I checked the source code of Laplace and it has a mu parameter as described in the docstring.

Here is the code:

def S2_0_Bayesian_Interface(data):
########################################################################################################################
    with pm.Model() as model_0:
            # Prior Distributions for unknown model parameters:
            b_0 = pm.HalfNormal('b_0', sd=5)
            mu_0 = pm.Normal('mu_0', mu=0, sd=5)

            # Observed data is from a Likelihood distributions (Likelihood (sampling distribution) of observations):
            observed_data_0 = Laplace('observed_data_0', mu=mu_0, b=b_0, observed=data)

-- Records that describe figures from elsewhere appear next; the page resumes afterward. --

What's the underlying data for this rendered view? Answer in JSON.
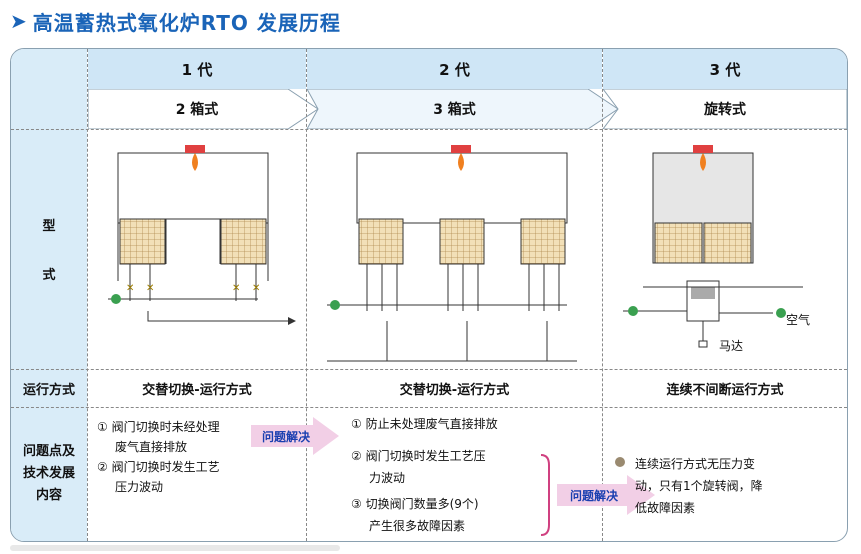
{
  "header": {
    "title": "高温蓄热式氧化炉RTO 发展历程"
  },
  "generations": [
    {
      "gen": "1 代",
      "type": "2 箱式",
      "operation": "交替切换-运行方式"
    },
    {
      "gen": "2 代",
      "type": "3 箱式",
      "operation": "交替切换-运行方式"
    },
    {
      "gen": "3 代",
      "type": "旋转式",
      "operation": "连续不间断运行方式"
    }
  ],
  "row_labels": {
    "type_1": "型",
    "type_2": "式",
    "operation": "运行方式",
    "problems_1": "问题点及",
    "problems_2": "技术发展",
    "problems_3": "内容"
  },
  "problems": {
    "gen1": [
      "① 阀门切换时未经处理",
      "废气直接排放",
      "② 阀门切换时发生工艺",
      "压力波动"
    ],
    "gen2": [
      "① 防止未处理废气直接排放",
      "② 阀门切换时发生工艺压",
      "力波动",
      "③ 切换阀门数量多(9个)",
      "产生很多故障因素"
    ],
    "gen3": [
      "连续运行方式无压力变",
      "动，只有1个旋转阀，降",
      "低故障因素"
    ],
    "fix_label": "问题解决"
  },
  "diagram_labels": {
    "air": "空气",
    "motor": "马达"
  }
}
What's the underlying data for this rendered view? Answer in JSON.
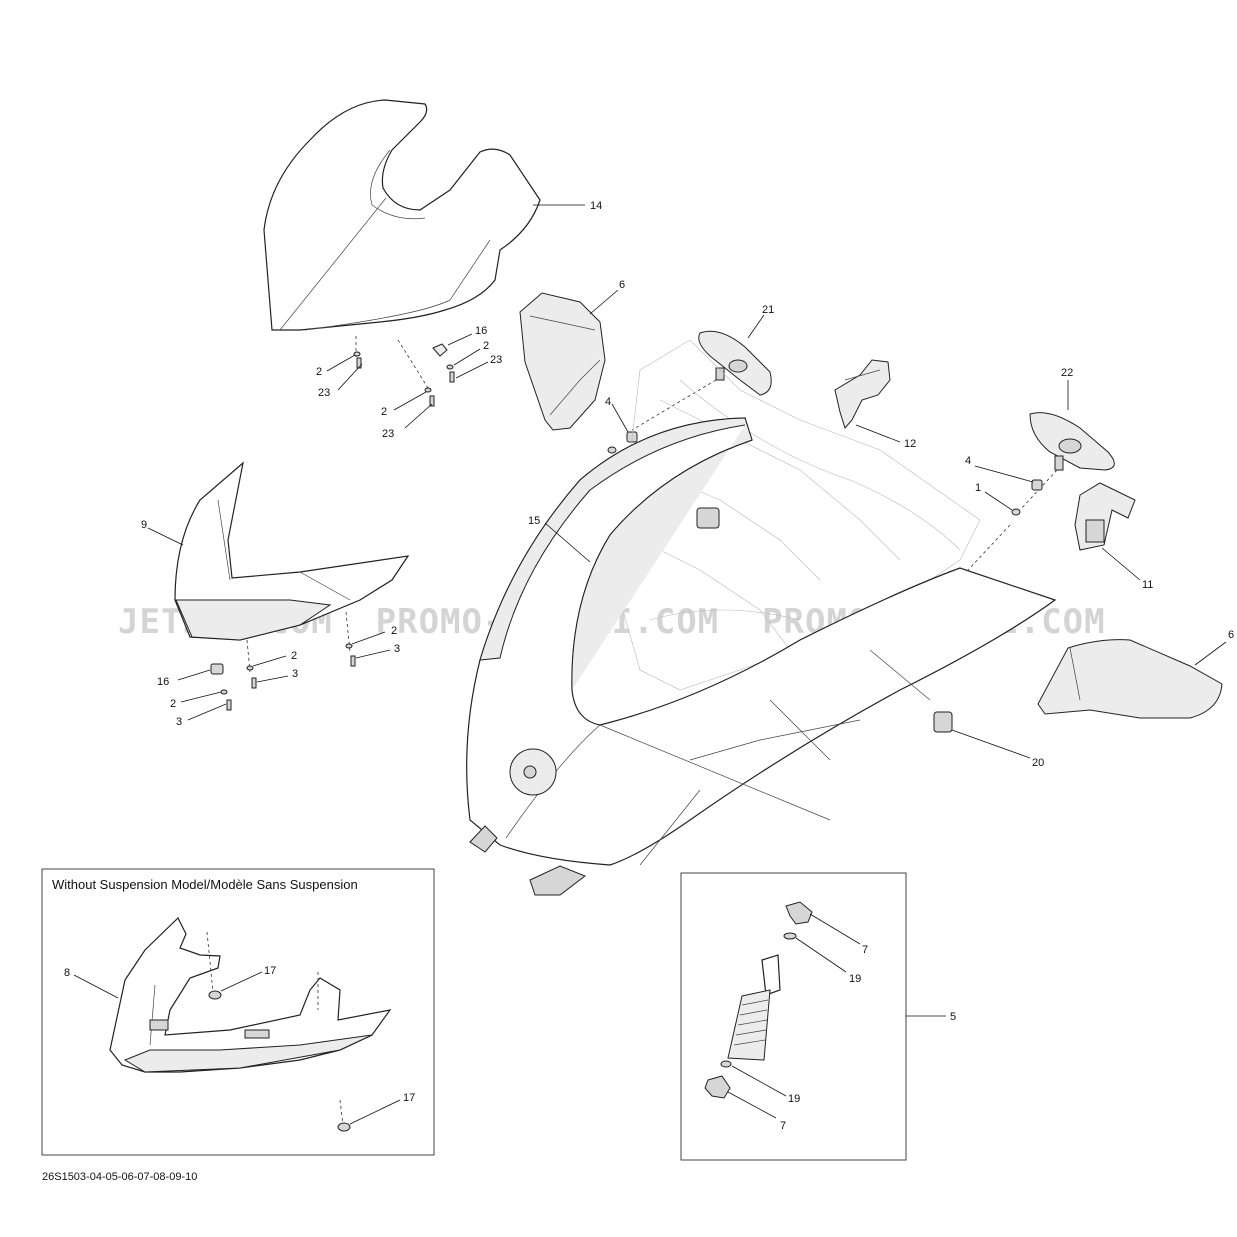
{
  "watermark": "JETSKI.COM  PROMO-JETSKI.COM  PROMO-JETSKI.COM",
  "inset_left": {
    "title": "Without Suspension Model/Modèle Sans Suspension"
  },
  "reference_code": "26S1503-04-05-06-07-08-09-10",
  "callouts": {
    "c14": "14",
    "c6a": "6",
    "c6b": "6",
    "c21": "21",
    "c22": "22",
    "c16a": "16",
    "c2a": "2",
    "c23a": "23",
    "c2b": "2",
    "c23b": "23",
    "c2c": "2",
    "c23c": "23",
    "c4a": "4",
    "c1a": "1",
    "c4b": "4",
    "c1b": "1",
    "c12": "12",
    "c11": "11",
    "c15": "15",
    "c9": "9",
    "c2d": "2",
    "c3a": "3",
    "c2e": "2",
    "c3b": "3",
    "c16b": "16",
    "c2f": "2",
    "c3c": "3",
    "c20": "20",
    "c8": "8",
    "c17a": "17",
    "c17b": "17",
    "c7a": "7",
    "c19a": "19",
    "c5": "5",
    "c19b": "19",
    "c7b": "7"
  }
}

            # Printing the result of log_likelihood:
            # print('log_likelihood result:', model_0)

            # draw 5000 posterior samples
            trace_0 = pm.sample(draws=1000, tune=1000, chains=3, cores=1, progressbar=True)
    
            # Obtaining Posterior Predictive Sampling:
            post_pred_0 = pm.sample_posterior_predictive(trace_0, samples=1000)
            print(post_pred_0['observed_data_0'].shape)
            print('\nSummary: ')
            print(pm.stats.summary(data=trace_0))
            print(pm.stats.summary(data=post_pred_0))
########################################################################################################################
    return trace_0, post_pred_0

but when I ran the code, it says that it does not have observed parameter

I can’t reproduce any problem from your code snippet. This runs completely fine for me (pymc3==3.11.4).

import pymc3 as pm
import numpy as np

data = np.random.normal(size=3)

with pm.Model() as model_0:
    # Prior Distributions for unknown model parameters:
    b_0 = pm.HalfNormal('b_0', sd=5)
    mu_0 = pm.Normal('mu_0', mu=0, sd=5)

    # Observed data is from a Likelihood distributions (Likelihood (sampling distribution) of observations):
    observed_data_0 = pm.Laplace('observed_data_0', mu=mu_0, b=b_0, observed=data)

    # Printing the result of log_likelihood:
    # print('log_likelihood result:', model_0)

    # draw 5000 posterior samples
    trace_0 = pm.sample(draws=1000, tune=1000, chains=3, cores=1, progressbar=True)

    # Obtaining Posterior Predictive Sampling:
    post_pred_0 = pm.sample_posterior_predictive(trace_0, samples=1000)
    print(post_pred_0['observed_data_0'].shape)
    print('\nSummary: ')
    print(pm.stats.summary(data=trace_0))
    print(pm.stats.summary(data=post_pred_0))

well, the package version I’m using is 3.11.2 and when I replaced my version of code to include your way, I keep on getting following errors:

TypeError: Laplace() got an unexpected keyword argument 'mu'

If I removed mu= and b= and kept observed= then I get

TypeError: Laplace() got an unexpected keyword argument 'observed'

Then try to update to latest release.
On Github you can search the tickets for Laplace. Maybe this was a bug that got fixed?

An check your import - you’re writing Laplace not pm.Laplace. From the code you posted we can’t rule out that this isn’t even the PyMC Laplace class.

thank you for the help. I managed to get it to work. it turns out I had to just update the package.